When the turkey breast meat registers 165F it’s ready to come out of the oven—and you certainly don’t want to be guessing at the temperature. Some thermometers stay in the turkey the whole time, and some even have a remote reader that saves you opening the oven to check the temp. But there are also lots of great instant thermometers available, and a quick check gives you instant results, as promised. There are dial versions, digital displays—make sure to buy one that has a screen you find easy to read.
If you have ever carved a turkey (or a chicken or a roast) on a cutting board without a trench then you have probably spent time mopping up precious juices from the counter and floor. You want to collect those juices in the canal that is carved in the board, and then put them to use in your gravy (or just drizzle them over the sliced meat). I lean towards a good-looking, sturdy wooden board, which is also great for serving if you’re not going the platter route. And of course, you’ll be using your board for all of the slicing and dicing as you get ready for the meal.
6. Sharp Knives
If you’ve been wanting to up your knife game, this is the moment to take the plunge. Good knives don’t have to cost a fortune, though some can certainly get up there in cost. If you’re going to buy one good knife? Make it an 8 or 10-inch chef’s knife. Bigger knives do more work, so go for the 10-inch if possible. Shop somewhere where you can hold the knives to compare heft and feel, and have a good conversation with a salesperson about what you like.
7. Mixing Bowls
Plenty of choices here, from plastic to glass to metal. Just make sure you have a nice assortment in a range of sizes, as it’s almost impossible to have too many during the holidays. Some have a rubber rim around the bottom edge, which keeps them nicely in place as you stir and whisk away.

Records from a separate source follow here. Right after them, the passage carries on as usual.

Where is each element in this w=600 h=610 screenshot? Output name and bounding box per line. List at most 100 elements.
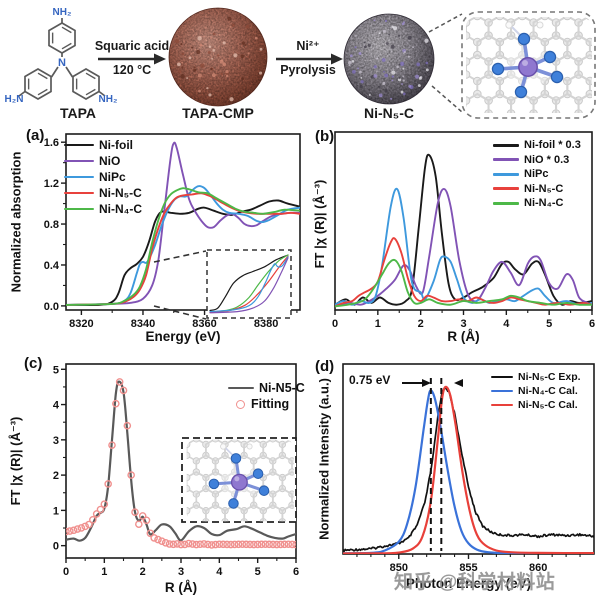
legend-swatch (493, 187, 519, 191)
legend-label: Ni-N₅-C (524, 182, 564, 195)
svg-text:0.4: 0.4 (44, 260, 60, 272)
legend-item: Ni-N₅-C Cal. (491, 398, 581, 412)
svg-text:2: 2 (418, 318, 424, 330)
panel-b: 0 1 2 3 4 5 6 (b) FT |χ (R)| (Å⁻³) R (Å) Ni-fo… (305, 122, 600, 352)
legend-label: Fitting (251, 397, 290, 411)
legend-swatch (493, 158, 519, 162)
svg-text:2: 2 (53, 470, 59, 482)
panel-a: 8320 8340 8360 8380 0.0 0.4 0.8 1.2 1.6 (a) Norm… (4, 122, 304, 352)
legend-swatch (491, 403, 513, 407)
legend-swatch (228, 386, 254, 390)
step1-reagent-label: Squaric acid (95, 39, 169, 53)
svg-text:5: 5 (53, 364, 59, 376)
reaction-scheme-graphic: NH₂ H₂N NH₂ N TAPA Squaric acid 120 °C T… (5, 7, 600, 122)
panel-d-x-axis-label: Photon Energy (eV) (405, 576, 532, 591)
legend-item: NiPc (64, 169, 142, 185)
legend-item: Fitting (228, 396, 305, 412)
legend-swatch (64, 159, 94, 163)
panel-a-legend: Ni-foil NiO NiPc Ni-N₅-C Ni-N₄-C (64, 137, 142, 217)
callout-line-bottom (431, 85, 463, 113)
svg-text:0.8: 0.8 (44, 219, 59, 231)
panel-c-legend: Ni-N5-C Fitting (228, 380, 305, 412)
photon-energy-chart: 850 855 860 (342, 363, 595, 574)
ni-n5-c-sphere (343, 13, 435, 105)
legend-label: Ni-N₄-C (524, 197, 564, 210)
svg-text:8320: 8320 (69, 318, 93, 330)
svg-text:3: 3 (460, 318, 466, 330)
legend-item: Ni-N₅-C Exp. (491, 370, 581, 384)
legend-label: NiO * 0.3 (524, 153, 570, 166)
svg-text:1: 1 (375, 318, 381, 330)
panel-d-legend: Ni-N₅-C Exp. Ni-N₄-C Cal. Ni-N₅-C Cal. (491, 370, 581, 412)
legend-swatch (64, 175, 94, 179)
svg-text:850: 850 (390, 562, 408, 574)
svg-text:1: 1 (101, 566, 107, 578)
legend-item: NiPc (493, 167, 581, 182)
legend-label: Ni-N₅-C (99, 186, 142, 200)
legend-swatch (64, 191, 94, 195)
legend-item: Ni-N₄-C (493, 196, 581, 211)
panel-b-legend: Ni-foil * 0.3 NiO * 0.3 NiPc Ni-N₅-C Ni-N₄-C (493, 138, 581, 211)
svg-text:4: 4 (216, 566, 223, 578)
legend-item: NiO (64, 153, 142, 169)
svg-text:855: 855 (459, 562, 477, 574)
svg-text:3: 3 (178, 566, 184, 578)
svg-text:3: 3 (53, 435, 59, 447)
svg-text:1.2: 1.2 (44, 178, 59, 190)
tapa-structure (18, 18, 106, 100)
svg-text:6: 6 (293, 566, 299, 578)
legend-item: Ni-foil (64, 137, 142, 153)
panel-a-x-axis-label: Energy (eV) (145, 329, 221, 344)
legend-swatch (493, 143, 519, 147)
legend-item: Ni-N₅-C (493, 182, 581, 197)
legend-item: Ni-N5-C (228, 380, 305, 396)
tapa-nh2-right-label: NH₂ (99, 94, 118, 105)
energy-shift-annotation: 0.75 eV (349, 373, 391, 387)
svg-text:8360: 8360 (192, 318, 216, 330)
panel-a-label: (a) (26, 127, 45, 144)
step2-reagent-label: Ni²⁺ (296, 39, 319, 53)
arrow-step1 (98, 53, 166, 65)
svg-text:8340: 8340 (131, 318, 155, 330)
svg-text:8380: 8380 (254, 318, 278, 330)
legend-label: Ni-N5-C (259, 381, 305, 395)
legend-label: NiPc (524, 168, 549, 181)
svg-text:5: 5 (546, 318, 552, 330)
legend-label: NiPc (99, 170, 126, 184)
tapa-cmp-sphere (168, 7, 268, 107)
legend-label: NiO (99, 154, 121, 168)
panel-c-label: (c) (24, 355, 43, 372)
svg-text:860: 860 (529, 562, 547, 574)
panel-d: 850 855 860 (d) Normalized Intensity (a.u.… (305, 352, 600, 610)
watermark: 知乎 @科学材料站 (394, 572, 556, 593)
ni-n5-c-label: Ni-N₅-C (364, 105, 414, 121)
tapa-label: TAPA (60, 105, 96, 121)
panel-c: 0 1 2 3 4 5 6 0 1 2 3 4 5 (c) FT |χ (R)| (Å⁻³) R (Å)… (4, 352, 305, 610)
tapa-h2n-left-label: H₂N (5, 94, 24, 105)
panel-d-label: (d) (315, 358, 335, 375)
exafs-fitting-chart: 0 1 2 3 4 5 6 0 1 2 3 4 5 (53, 363, 304, 578)
legend-label: Ni-N₄-C (99, 202, 143, 216)
legend-label: Ni-N₅-C Cal. (518, 399, 578, 411)
legend-item: Ni-N₄-C (64, 201, 142, 217)
svg-text:4: 4 (503, 318, 510, 330)
legend-item: Ni-N₅-C (64, 185, 142, 201)
legend-swatch (491, 389, 513, 393)
tapa-n-center-label: N (58, 57, 66, 69)
legend-label: Ni-foil (99, 138, 133, 152)
svg-text:0.0: 0.0 (44, 301, 59, 313)
exafs-comparison-chart: 0 1 2 3 4 5 6 (332, 131, 595, 330)
step2-process-label: Pyrolysis (280, 63, 336, 77)
panel-b-x-axis-label: R (Å) (447, 329, 480, 344)
svg-text:1.6: 1.6 (44, 137, 59, 149)
legend-item: Ni-N₄-C Cal. (491, 384, 581, 398)
svg-text:2: 2 (140, 566, 146, 578)
legend-label: Ni-foil * 0.3 (524, 139, 581, 152)
svg-text:5: 5 (255, 566, 261, 578)
legend-swatch (493, 201, 519, 205)
legend-swatch (236, 399, 245, 409)
step1-temp-label: 120 °C (113, 63, 151, 77)
xanes-chart: 8320 8340 8360 8380 0.0 0.4 0.8 1.2 1.6 (44, 133, 301, 330)
tapa-cmp-label: TAPA-CMP (182, 105, 254, 121)
panel-c-y-axis-label: FT |χ (R)| (Å⁻³) (8, 416, 23, 506)
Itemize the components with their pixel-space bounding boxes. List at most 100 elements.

Roasted vegetables, stuffing, casseroles….laying in a number of baking dishes is imperative to making sure all of those sides have a place to cook. Casseroles are deeper and should have lids, and might hold anywhere from 2 to 4 quarts of food, or more.
The most popular baking dishes are usually something in the 13×9 inch or 2 to 3 quart range, and you should mix and match the shapes and depths. If you happen to be bringing one of the sides, look for some of the great baking dishes available that come with their own snap-on lids. Great for portability, and also for storing leftovers.
These are the workhorses of the kitchen, indispensable for holidays and for all days. The most commonly available and useful size is known as a half sheet, measuring 18 x 13 inches. You will use these for roasting vegetables, making cookies, broiling chicken, baking fish, you name it.
The rimmed edge prevents drips over the side, which prevents the fire alarm from going off (very important). Make sure to buy heavy ones – lighter ones can warp during cooking, especially at high heat, or under the broiler.
10. Pie Plates
Where there is Thanksgiving, there will also be pie. And with luck, it will be homemade (or at least semi-homemade – a pre-made crust can be unrolled or transferred into your pie plate… shhhh…..). 9-inches is the most useful size. Metal certainly work, but glass or ceramic tend to look prettier on the table.
Some of us have a pretty serious fixation when it some to storage containers. In a perfect world, you’ll have some “good” ones, which are for you alone to use and keep, and some that are up for grabs, purchased with the idea that they will be packed with leftovers for your guests to take home. “Good” ones might be made of durable plastic or glass, should be stackable, dishwasher safe of course, and will have sturdy lids to keep things very fresh. The take-away containers just have to seal up tightly, and then they are no longer yours to worry about.